Penn Arts & Sciences Logo

  • Monday, November 7, 2022 - 5:15pm to 6:30pm

Class of 1978 Pavilion, sixth floor of the Van Pelt-Dietrich Library


We will be welcoming Peter Stallybrass (Penn) for a talk entitled “The Erasable Ten Commandments: The Decalogue as Wax Tablets.” Peter writes:
The Ten Commandments are meant to be remembered — even if they need to be copied on stone a second time after Moses has smashed the first two tablets. Why, then, is the Decalogue usually depicted in the High Middle Ages not as written on stone but as inscribed on erasable wax tablets? Perhaps this has been so often overlooked because we tend to think of writing as typically black (or at least, dark) on a support that is white (or at least, whitish), whether that support be paper or parchment. But that is not how writing on wax occurred either in Classical Antiquity or in the Middle Ages. To the contrary, the wax was dyed black (or green, red or blue) and the writing, in the form of inscriptions in the wax with a stylus, appeared as white against a dark background.
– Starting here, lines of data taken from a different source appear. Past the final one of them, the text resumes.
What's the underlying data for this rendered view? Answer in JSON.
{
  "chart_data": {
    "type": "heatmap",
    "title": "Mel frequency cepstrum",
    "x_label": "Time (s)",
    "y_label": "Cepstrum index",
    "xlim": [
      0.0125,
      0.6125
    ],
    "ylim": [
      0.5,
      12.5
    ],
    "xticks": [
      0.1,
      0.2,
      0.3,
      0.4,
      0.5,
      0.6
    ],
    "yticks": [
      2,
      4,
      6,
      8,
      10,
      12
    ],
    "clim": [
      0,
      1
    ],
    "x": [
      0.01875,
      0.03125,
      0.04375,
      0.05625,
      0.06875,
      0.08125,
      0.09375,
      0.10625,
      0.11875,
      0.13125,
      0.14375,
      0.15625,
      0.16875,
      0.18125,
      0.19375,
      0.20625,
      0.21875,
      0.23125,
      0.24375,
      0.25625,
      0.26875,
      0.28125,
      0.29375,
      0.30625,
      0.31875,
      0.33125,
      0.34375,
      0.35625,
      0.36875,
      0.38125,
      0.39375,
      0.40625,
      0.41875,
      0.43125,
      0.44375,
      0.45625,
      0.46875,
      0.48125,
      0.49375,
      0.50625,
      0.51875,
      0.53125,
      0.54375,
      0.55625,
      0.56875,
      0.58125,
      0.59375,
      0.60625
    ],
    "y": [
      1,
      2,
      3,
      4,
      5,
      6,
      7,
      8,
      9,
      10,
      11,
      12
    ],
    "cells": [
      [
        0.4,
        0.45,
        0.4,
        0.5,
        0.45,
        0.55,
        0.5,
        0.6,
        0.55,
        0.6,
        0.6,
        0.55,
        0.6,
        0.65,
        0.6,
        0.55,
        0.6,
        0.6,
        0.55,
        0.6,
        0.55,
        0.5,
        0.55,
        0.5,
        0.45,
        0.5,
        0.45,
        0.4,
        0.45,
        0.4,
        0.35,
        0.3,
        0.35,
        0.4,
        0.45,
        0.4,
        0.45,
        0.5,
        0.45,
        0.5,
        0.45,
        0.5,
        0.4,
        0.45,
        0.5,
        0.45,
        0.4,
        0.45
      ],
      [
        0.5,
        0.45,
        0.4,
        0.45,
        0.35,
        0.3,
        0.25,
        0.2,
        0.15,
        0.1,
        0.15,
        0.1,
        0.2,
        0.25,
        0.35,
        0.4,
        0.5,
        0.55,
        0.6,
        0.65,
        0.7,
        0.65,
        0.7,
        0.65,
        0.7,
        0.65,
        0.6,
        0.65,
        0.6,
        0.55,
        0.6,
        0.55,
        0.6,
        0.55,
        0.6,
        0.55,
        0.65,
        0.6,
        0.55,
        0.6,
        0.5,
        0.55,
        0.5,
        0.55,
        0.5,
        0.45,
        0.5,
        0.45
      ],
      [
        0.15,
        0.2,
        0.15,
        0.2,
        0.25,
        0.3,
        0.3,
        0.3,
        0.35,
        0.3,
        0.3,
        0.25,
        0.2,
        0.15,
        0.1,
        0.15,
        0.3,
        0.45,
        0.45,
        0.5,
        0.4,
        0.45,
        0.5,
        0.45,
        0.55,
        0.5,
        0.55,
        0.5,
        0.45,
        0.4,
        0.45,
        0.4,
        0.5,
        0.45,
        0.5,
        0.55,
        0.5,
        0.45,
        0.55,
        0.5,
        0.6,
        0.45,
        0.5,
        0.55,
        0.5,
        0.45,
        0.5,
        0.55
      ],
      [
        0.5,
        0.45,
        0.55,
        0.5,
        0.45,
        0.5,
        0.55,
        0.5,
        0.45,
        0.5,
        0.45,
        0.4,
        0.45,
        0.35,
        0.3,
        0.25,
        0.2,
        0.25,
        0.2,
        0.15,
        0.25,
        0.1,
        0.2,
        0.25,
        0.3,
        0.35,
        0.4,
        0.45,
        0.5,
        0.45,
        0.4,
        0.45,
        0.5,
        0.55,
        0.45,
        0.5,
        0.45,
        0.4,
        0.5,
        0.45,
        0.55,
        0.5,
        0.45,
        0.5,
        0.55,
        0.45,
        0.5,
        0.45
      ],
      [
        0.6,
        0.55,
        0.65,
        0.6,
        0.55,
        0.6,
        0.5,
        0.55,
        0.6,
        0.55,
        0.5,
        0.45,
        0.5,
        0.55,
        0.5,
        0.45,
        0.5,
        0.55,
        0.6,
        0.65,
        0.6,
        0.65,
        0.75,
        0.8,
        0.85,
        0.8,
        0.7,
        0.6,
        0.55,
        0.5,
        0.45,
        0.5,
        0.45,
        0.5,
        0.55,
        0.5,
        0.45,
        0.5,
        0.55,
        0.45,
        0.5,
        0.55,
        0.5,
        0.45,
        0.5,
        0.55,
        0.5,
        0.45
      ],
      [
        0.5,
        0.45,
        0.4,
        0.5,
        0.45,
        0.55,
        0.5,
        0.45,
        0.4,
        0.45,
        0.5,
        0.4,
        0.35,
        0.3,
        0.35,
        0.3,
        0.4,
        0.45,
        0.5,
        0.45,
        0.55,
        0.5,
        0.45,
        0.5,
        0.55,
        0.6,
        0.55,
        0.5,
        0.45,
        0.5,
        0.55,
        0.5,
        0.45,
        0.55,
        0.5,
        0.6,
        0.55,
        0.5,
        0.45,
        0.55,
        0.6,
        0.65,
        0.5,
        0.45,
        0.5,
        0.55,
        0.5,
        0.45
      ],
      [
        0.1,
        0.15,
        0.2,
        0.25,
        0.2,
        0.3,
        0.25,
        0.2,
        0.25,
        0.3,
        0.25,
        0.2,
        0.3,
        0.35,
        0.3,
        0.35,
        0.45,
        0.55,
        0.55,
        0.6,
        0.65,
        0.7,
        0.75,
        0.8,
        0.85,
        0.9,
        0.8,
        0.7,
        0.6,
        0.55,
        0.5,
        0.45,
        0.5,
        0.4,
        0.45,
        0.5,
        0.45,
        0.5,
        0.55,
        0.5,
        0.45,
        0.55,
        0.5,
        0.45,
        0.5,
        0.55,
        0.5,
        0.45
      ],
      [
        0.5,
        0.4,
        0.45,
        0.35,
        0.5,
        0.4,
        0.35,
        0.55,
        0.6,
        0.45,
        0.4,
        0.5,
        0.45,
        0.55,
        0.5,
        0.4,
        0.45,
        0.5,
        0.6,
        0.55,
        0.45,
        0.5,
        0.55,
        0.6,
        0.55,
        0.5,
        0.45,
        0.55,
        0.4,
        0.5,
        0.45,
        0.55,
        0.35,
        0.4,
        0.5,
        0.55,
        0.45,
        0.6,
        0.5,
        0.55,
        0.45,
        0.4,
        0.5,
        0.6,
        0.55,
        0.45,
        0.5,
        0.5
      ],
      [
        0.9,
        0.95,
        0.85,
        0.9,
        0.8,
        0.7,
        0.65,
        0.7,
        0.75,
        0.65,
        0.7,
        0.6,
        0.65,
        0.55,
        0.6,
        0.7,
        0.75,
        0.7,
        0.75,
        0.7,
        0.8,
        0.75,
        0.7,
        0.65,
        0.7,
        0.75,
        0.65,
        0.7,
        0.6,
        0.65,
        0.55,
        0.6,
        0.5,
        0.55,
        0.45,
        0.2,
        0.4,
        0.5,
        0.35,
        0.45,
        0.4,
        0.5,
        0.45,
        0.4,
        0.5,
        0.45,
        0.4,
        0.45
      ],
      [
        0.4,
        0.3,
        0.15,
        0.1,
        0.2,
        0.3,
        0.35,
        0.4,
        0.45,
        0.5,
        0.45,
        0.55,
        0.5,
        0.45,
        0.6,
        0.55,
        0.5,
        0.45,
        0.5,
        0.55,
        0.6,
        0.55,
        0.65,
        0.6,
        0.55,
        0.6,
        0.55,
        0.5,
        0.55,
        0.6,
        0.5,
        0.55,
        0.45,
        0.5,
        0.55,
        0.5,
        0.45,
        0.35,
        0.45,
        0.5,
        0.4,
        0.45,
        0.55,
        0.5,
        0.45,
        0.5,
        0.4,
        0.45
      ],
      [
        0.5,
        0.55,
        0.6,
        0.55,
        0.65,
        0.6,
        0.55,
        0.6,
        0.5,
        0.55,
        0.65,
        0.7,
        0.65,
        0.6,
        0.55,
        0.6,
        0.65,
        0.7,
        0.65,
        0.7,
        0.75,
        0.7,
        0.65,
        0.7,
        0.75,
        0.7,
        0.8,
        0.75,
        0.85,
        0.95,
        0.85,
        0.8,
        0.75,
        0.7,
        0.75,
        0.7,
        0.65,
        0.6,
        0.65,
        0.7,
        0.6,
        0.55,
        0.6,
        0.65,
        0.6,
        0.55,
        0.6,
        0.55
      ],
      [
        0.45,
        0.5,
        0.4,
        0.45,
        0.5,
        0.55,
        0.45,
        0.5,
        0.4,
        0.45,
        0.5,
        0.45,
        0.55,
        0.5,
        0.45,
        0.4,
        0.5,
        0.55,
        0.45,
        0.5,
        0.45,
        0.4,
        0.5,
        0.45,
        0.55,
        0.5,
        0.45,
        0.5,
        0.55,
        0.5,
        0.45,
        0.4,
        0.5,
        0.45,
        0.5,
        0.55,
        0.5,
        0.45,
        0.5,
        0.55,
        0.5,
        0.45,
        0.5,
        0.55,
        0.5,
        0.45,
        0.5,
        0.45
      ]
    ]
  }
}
This is what we see again and again in medieval depictions of the Ten Commandments.

The main questions that I want to raise in my talk are when and why do “illustrations” not illustrate and, indeed, create counter-narratives to the text? And, more specifically, what is the role of erasure in the bible both visually and textually?

Peter Stallybrass was the founding director of the Workshop in the History of Material Texts at the University of Pennsylvania. He has a long-standing interest in the history of erasable writing and co-wrote with Roger Chartier, Frank Mowery and Heather Wolfe “Hamlet’s Tables and the Technologies of Erasable Writing in Renaissance England.” He is at present completing an essay with Joshua Calhoun on “Remembering to Forget.”